To say that 2016 was an eventful year would be an understatement. Political surprises have become the order of the day with the vote for Brexit & Trump (“BRUMP”) the highlights. The political landscape at the end of 2016 looks vastly different to what we had at the start of the year. The same holds true for the local economy.
Some sectors of the economy ended 2016 on a much stronger footing than they started the year. Our manufacturing, retail and agriculture sectors fall into this camp. Conversely, local construction firms started the year on a more positive note, with buoyant GB demand. However, as noted in the Ulster Bank Northern Ireland PMI, this soon petered out, with the sector posting contraction in three of the last four quarters.

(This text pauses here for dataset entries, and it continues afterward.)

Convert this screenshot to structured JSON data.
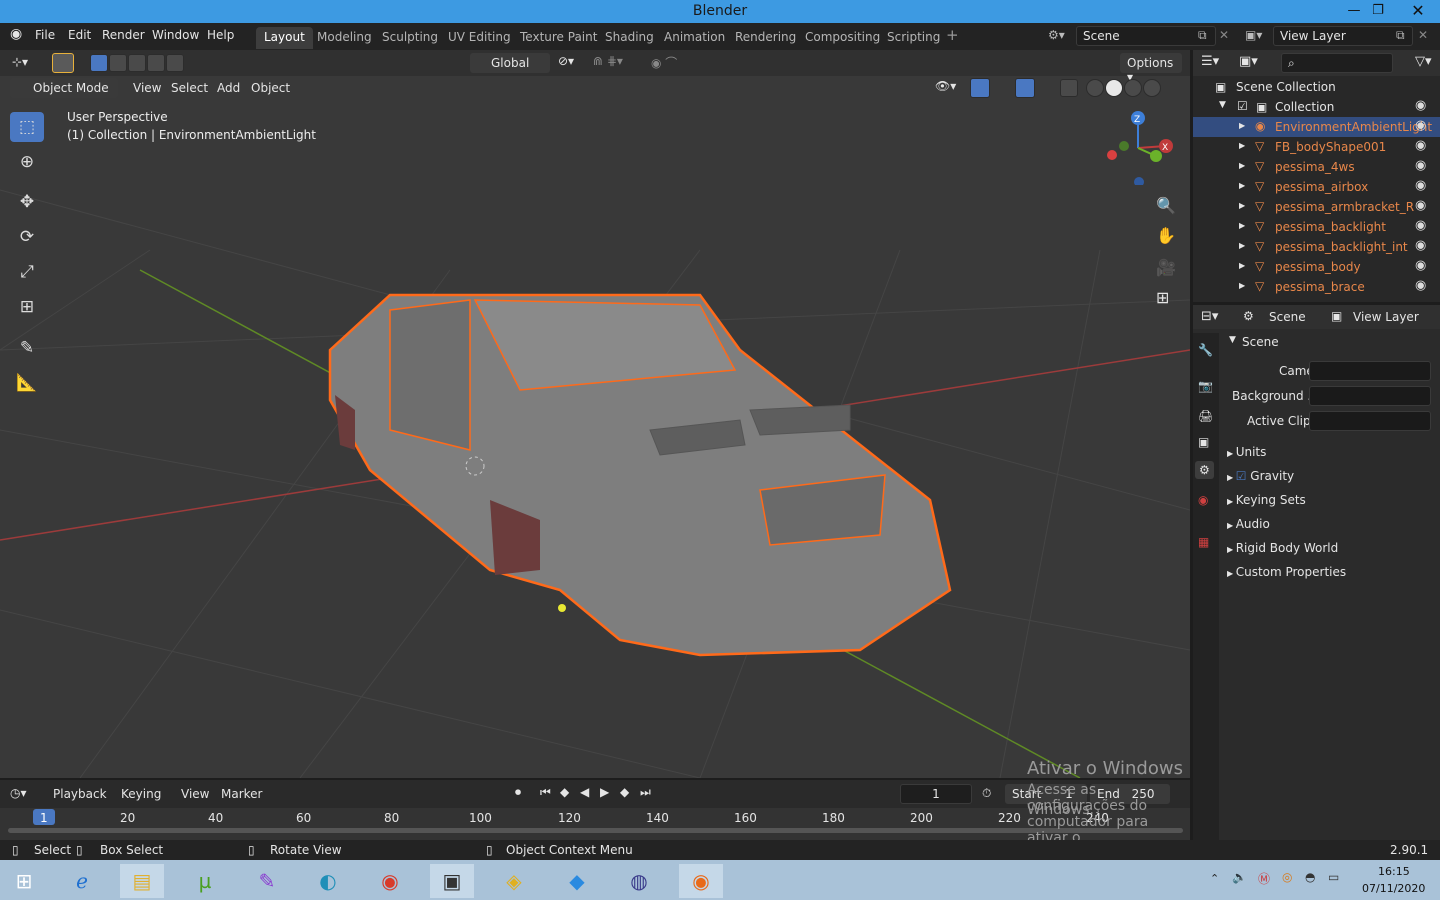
{
  "window": {
    "title": "Blender"
  },
  "menu": {
    "items": [
      "File",
      "Edit",
      "Render",
      "Window",
      "Help"
    ]
  },
  "workspaces": [
    "Layout",
    "Modeling",
    "Sculpting",
    "UV Editing",
    "Texture Paint",
    "Shading",
    "Animation",
    "Rendering",
    "Compositing",
    "Scripting"
  ],
  "active_workspace": "Layout",
  "scene": {
    "name": "Scene",
    "view_layer": "View Layer"
  },
  "toolbar": {
    "orientation": "Global",
    "options": "Options"
  },
  "header": {
    "mode": "Object Mode",
    "items": [
      "View",
      "Select",
      "Add",
      "Object"
    ]
  },
  "viewport": {
    "perspective": "User Perspective",
    "collection_info": "(1) Collection | EnvironmentAmbientLight"
  },
  "outliner": {
    "root": "Scene Collection",
    "collection": "Collection",
    "objects": [
      "EnvironmentAmbientLight",
      "FB_bodyShape001",
      "pessima_4ws",
      "pessima_airbox",
      "pessima_armbracket_R",
      "pessima_backlight",
      "pessima_backlight_int",
      "pessima_body",
      "pessima_brace"
    ]
  },
  "properties": {
    "tabs": {
      "scene": "Scene",
      "view_layer": "View Layer"
    },
    "panel_title": "Scene",
    "fields": [
      {
        "label": "Camera",
        "value": ""
      },
      {
        "label": "Background ...",
        "value": ""
      },
      {
        "label": "Active Clip",
        "value": ""
      }
    ],
    "sections": [
      "Units",
      "Gravity",
      "Keying Sets",
      "Audio",
      "Rigid Body World",
      "Custom Properties"
    ],
    "gravity_enabled": true
  },
  "timeline": {
    "menu": [
      "Playback",
      "Keying",
      "View",
      "Marker"
    ],
    "current_frame": "1",
    "start_label": "Start",
    "start": "1",
    "end_label": "End",
    "end": "250",
    "ruler": [
      "1",
      "20",
      "40",
      "60",
      "80",
      "100",
      "120",
      "140",
      "160",
      "180",
      "200",
      "220",
      "240"
    ]
  },
  "statusbar": {
    "select": "Select",
    "box_select": "Box Select",
    "rotate": "Rotate View",
    "context": "Object Context Menu",
    "version": "2.90.1"
  },
  "watermark": {
    "line1": "Ativar o Windows",
    "line2": "Acesse as configurações do computador para ativar o",
    "line3": "Windows."
  },
  "taskbar": {
    "time": "16:15",
    "date": "07/11/2020"
  },
  "colors": {
    "accent": "#e8874a",
    "selection": "#ff6a1a",
    "active_tab": "#3d3d3d",
    "titlebar": "#3d9ae2"
  }
}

Sterling weakness was a key theme in 2016, particularly following June’s referendum result. This has been largely responsible for the three key developments during 2016 – relating to exports, retail, and inflation.
The record rates of growth in export orders in H2 2016 has been accompanied by the strongest set of retail sales figures in Q4 in the PMI survey’s 14-year history. Demand from the Republic of Ireland is boosting exports and retail sales considerably. As a result, Northern Ireland’s retail sector continues to post the fastest rates of job creation of all the sectors.

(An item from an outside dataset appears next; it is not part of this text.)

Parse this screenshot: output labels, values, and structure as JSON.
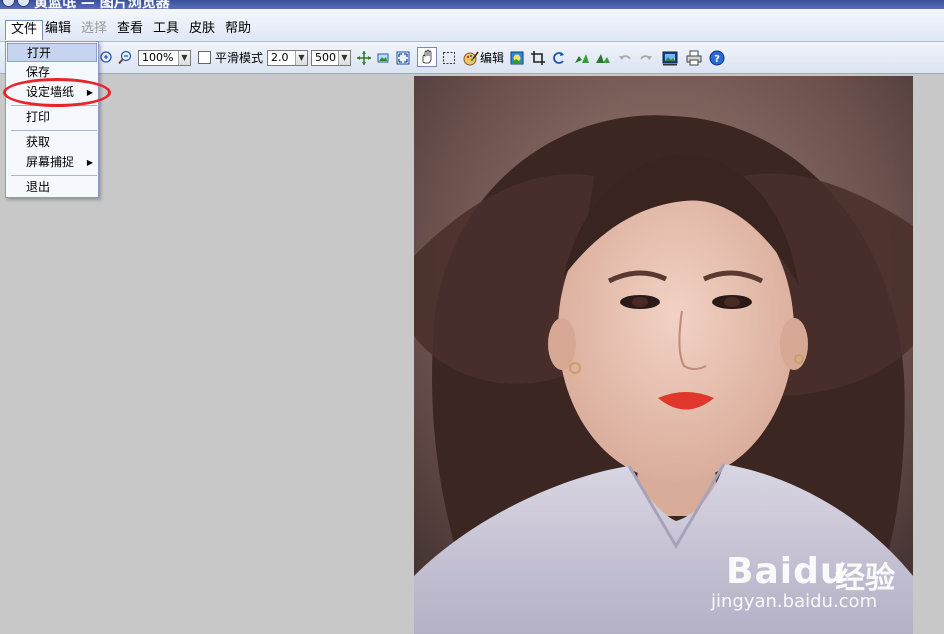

The retail expansion has been evident across our towns and cities with a notable increase in the number of cafes and restaurants. Several UK multiples expanded in 2016 (e.g Pizza Express). Meanwhile there were also some newcomers (e.g. Patisserie Valerie). This has been a lagged response to strong demand as consumers found themselves in a sweet spot. As a result, 2015 and 2016 have been dubbed the year of the consumer. Falling petrol, energy and food prices coincided with a return of wage growth. Disposable incomes received a significant boost, and retailers moved in to capitalise on this.
But don’t expect 2017 to fall under this moniker. Northern Ireland’s consumer sweet spot is approaching its ‘use by’ date.
This is because the downside of having a competitive exchange rate is import price inflation. At the start of last year a pound was worth €1.36 and $1.47 against the euro and the US dollar respectively. This compares with €1.145 and $1.22 today and represents a depreciation of around 16/17%.
Sterling weakness is exacerbating rising inflationary pressures at a global level. Global input price inflation in December climbed at its fastest rate in almost 5½ years. For example, oil and food prices are on the rise. Back in January last year, a barrel of oil dipped below £20 per barrel. Today that same barrel has increased by 130% to £46pb.
Motor fuel is also on the rise. At the start of last year the price of petrol and diesel was around £1 per litre. Today it is averaging £1.18 (Petrol) – £1.21 (diesel) per litre. Retailers and manufacturers have borne the brunt of input cost inflation. This is being passed onto consumers with retailers and manufacturers increasing prices in Q4 2016 at their fastest rate on record.
UK consumer price inflation was marginal at the start of 2016 but accelerated to 1.2% by November. The annual rate is expected to more than double by the end of 2017.
In this rapidly changing cost environment, ‘shrinkflation’ has been deployed to keep price rises to a minimum. This is whereby the size of products (e.g. Toblerone) is reduced in size to keep prices unchanged. Birds Eye responded to a 12% increase in costs by reducing the number of fish fingers in a box from twelve to ten.
So, whilst the Northern Ireland economy begins 2017 with significant momentum, there are real challenges ahead. This is primarily because the retail sector is largely driving the growth we have been experiencing, and inflationary pressures and benefit freezes will act as speed bumps for consumer spending and economic growth this year.
Therefore the next 12 months are likely to see the consumer sweet spot turn sour, impacting on the fortunes of the retail sector and the economy as a whole. Though, consumers from the Republic of Ireland and beyond these shores, in the shape of tourists and cross-border shoppers, will provide some offset for the malaise in the domestic market.
In this context, it highlights the need for Northern Ireland to redouble its efforts to make businesses, rather than consumer spending, a more significant driver of the economy. That means an even greater focus on entrepreneurship, developing our indigenous businesses, and attracting foreign direct investment.